I got my tattoo after my grandfather- because he’s so empathetic about all of this. It's a recording of him saying, "I love you, honey." When my mom and he picked me up from my dorm the day after I passed out- he had to step out of the car and take a moment.


I think it’s more difficult for people our age to understand because nobody expects to be this sick this young. And that’s what I wrote an essay on a long time ago. Often, when you think sick, you think old. I don’t personally know anyone my age who is sick. It’s just not something many young people have seen or encountered.

Abbey: Yes. Had I not gone through this, I’m pretty sure I would think that I had control over my health to a certain extent. I can understand why people assume. But if we educate with compassion and patience, we really can spread awareness.

What do you feel is important for people and communities to understand about Dysautonomia?


Caroline: That not every illness is visible; just because someone looks “healthy,” doesn’t mean they feel that way. I wish more people understood when I say “This is too much for me,” or, “This isn’t what’s best for my body,” I won’t just “be fine.”

I want more people to recognize that putting your body first is admirable rather than negative; it shouldn’t be met with “You’ll be fine,” or, “Push through it,” but rather, “I’m glad you’re listening to your body.”
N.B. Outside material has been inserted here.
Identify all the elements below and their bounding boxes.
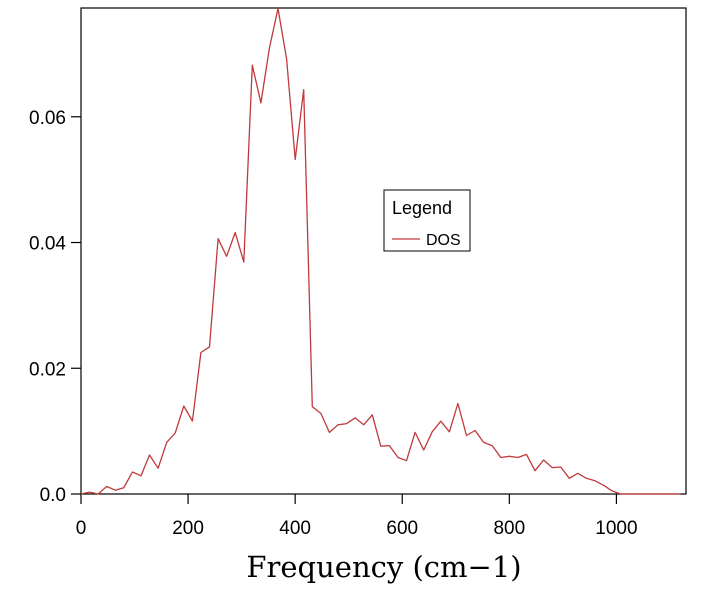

Abbey: Yes. It is admirable. Is there anything you’ve discovered about yourself that you wouldn’t have otherwise- without illness? Basically, what is your silver lining?

Caroline: I went into college pre-med, but my pre-med courses weren’t available online once I became homebound.

So I took an English course, and it was the only thing I looked forward to... writing about it....

I wrote about my health for one of my papers, and I did my own writing on the side. I switched my major that summer, and it was definitely for the best!

And because I’ve established a good support system that doesn’t shut me down or invalidate my feelings about my illnesses, I feel more comfortable with myself now than I ever have.

But still, I have those times where I try to be the first one out of class so that none of my classmates see me getting into my car in a handicapped spot, or I put off telling new people of my symptoms because I don’t want to intimidate them.

So it’s give and take for me. Some days I’m confident, and I talk about it openly. Some days, I feel let down by my body.

Abbey: What do you want to say to people who are donating and supporting Glass Body Steel Soul?

Caroline: To those who have or will give: your support and awareness means that those who are experiencing symptoms but are undiagnosed, or misdiagnosed, might find an answer sooner.

It means those who are diagnosed can have the hope to one day live a more functional life, and for each patient, there’s a network—a community of people who can relate and share in experiences, and support each other. I feel as though the mental health aspect of having a chronic illness is just as important as diet, exercise, and meds. Knowing you’re not in it alone really does make a difference.